When using MarkdownKnowledgeBase with PgVector storage, document IDs are being stored as string representations of UUID objects (“{UUID(‘…’)}”) instead of clean UUID strings, causing database query and indexing issues.
Environment
- Agno Version: [Current version from pip]
- Database: PostgreSQL with pgvector extension (Supabase)
- Python: 3.13
- OS: macOS
Reproduction Steps
from agno.knowledge.markdown import MarkdownKnowledgeBase
from agno.vectordb.pgvector import PgVector
from agno.embedder.cohere import CohereEmbedder
from agno.document.chunking.agentic import AgenticChunking
import tempfile
Create temporary markdown file
with tempfile.NamedTemporaryFile(mode=‘w’, suffix=‘.md’, delete=False) as temp_file:
temp_file.write(“# Test Document\nThis is test content.”)

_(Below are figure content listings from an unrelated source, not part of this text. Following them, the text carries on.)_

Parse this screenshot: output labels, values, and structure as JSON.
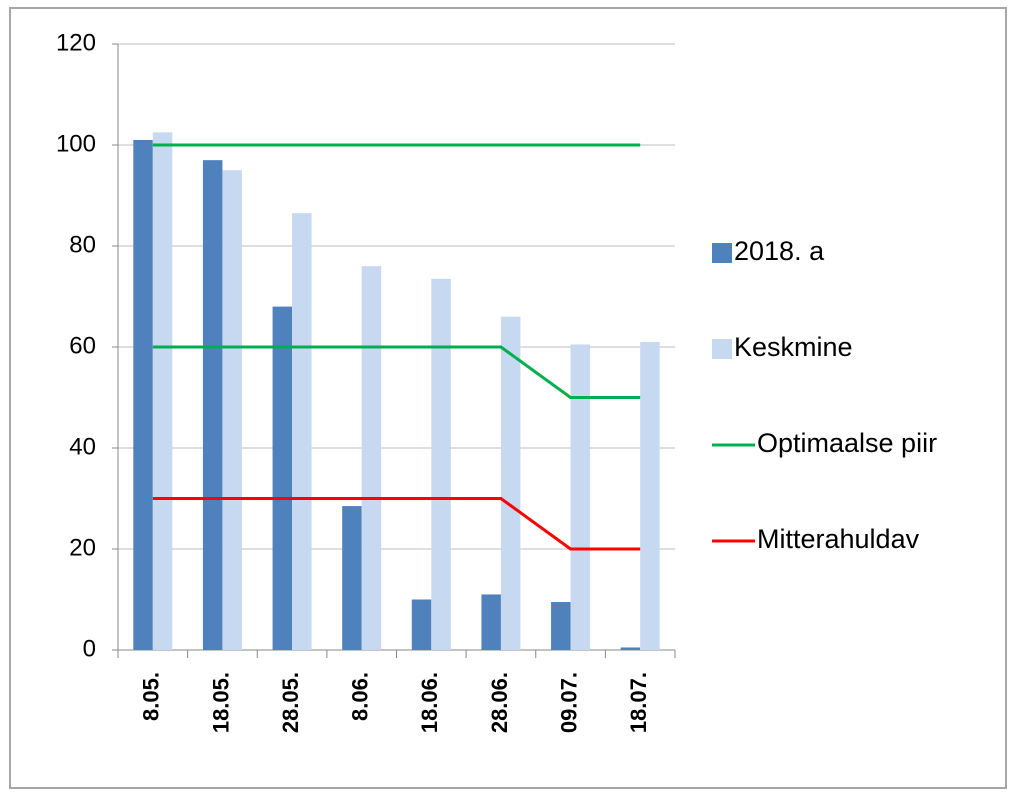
{
  "chart_data": {
    "type": "bar",
    "categories": [
      "8.05.",
      "18.05.",
      "28.05.",
      "8.06.",
      "18.06.",
      "28.06.",
      "09.07.",
      "18.07."
    ],
    "series": [
      {
        "name": "2018. a",
        "type": "bar",
        "color": "#4f81bd",
        "values": [
          101,
          97,
          68,
          28.5,
          10,
          11,
          9.5,
          0.5
        ]
      },
      {
        "name": "Keskmine",
        "type": "bar",
        "color": "#c6d9f1",
        "values": [
          102.5,
          95,
          86.5,
          76,
          73.5,
          66,
          60.5,
          61
        ]
      },
      {
        "name": "Optimaalse piir",
        "type": "line",
        "color": "#00b050",
        "values": [
          60,
          60,
          60,
          60,
          60,
          60,
          50,
          50
        ],
        "upper_values": [
          100,
          100,
          100,
          100,
          100,
          100,
          100,
          100
        ]
      },
      {
        "name": "Mitterahuldav",
        "type": "line",
        "color": "#ff0000",
        "values": [
          30,
          30,
          30,
          30,
          30,
          30,
          20,
          20
        ]
      }
    ],
    "ylim": [
      0,
      120
    ],
    "yticks": [
      0,
      20,
      40,
      60,
      80,
      100,
      120
    ],
    "grid": true,
    "legend": "right"
  }
}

temp_md_path = temp_file.name
Set up vector database
vector_db = PgVector(
table_name=“test_documents”,
db_url=“postgresql+psycopg://user:pass@host:port/db”,
embedder=CohereEmbedder(id=“embed-v4.0”)
)
Create and load knowledge base
knowledge_base = MarkdownKnowledgeBase(
path=temp_md_path,
vector_db=vector_db,
chunking_strategy=AgenticChunking()
)
knowledge_base.load(recreate=True)
Expected Behavior
Document IDs should be stored as clean UUID strings:
SELECT id FROM ai.test_documents;
– Expected: “885404b5-ebcf-444b-a26d-1928a09419f8”
Actual Behavior
Document IDs are stored as string representations of UUID objects:
SELECT id FROM ai.test_documents;
– Actual: “{UUID(‘885404b5-ebcf-444b-a26d-1928a09419f8’)}”
Impact
- Database Performance: String representation is not indexable as UUID type
- Query Complexity: Requires string parsing to extract actual UUID
- Integration Issues: External systems expect clean UUID format
Additional Issue: Document Naming
allow custom naming, Instead of temp filename
Thank you for your attention to this issue. The Agno framework is excellent overall, and fixing this UUID handling would make database operations much cleaner.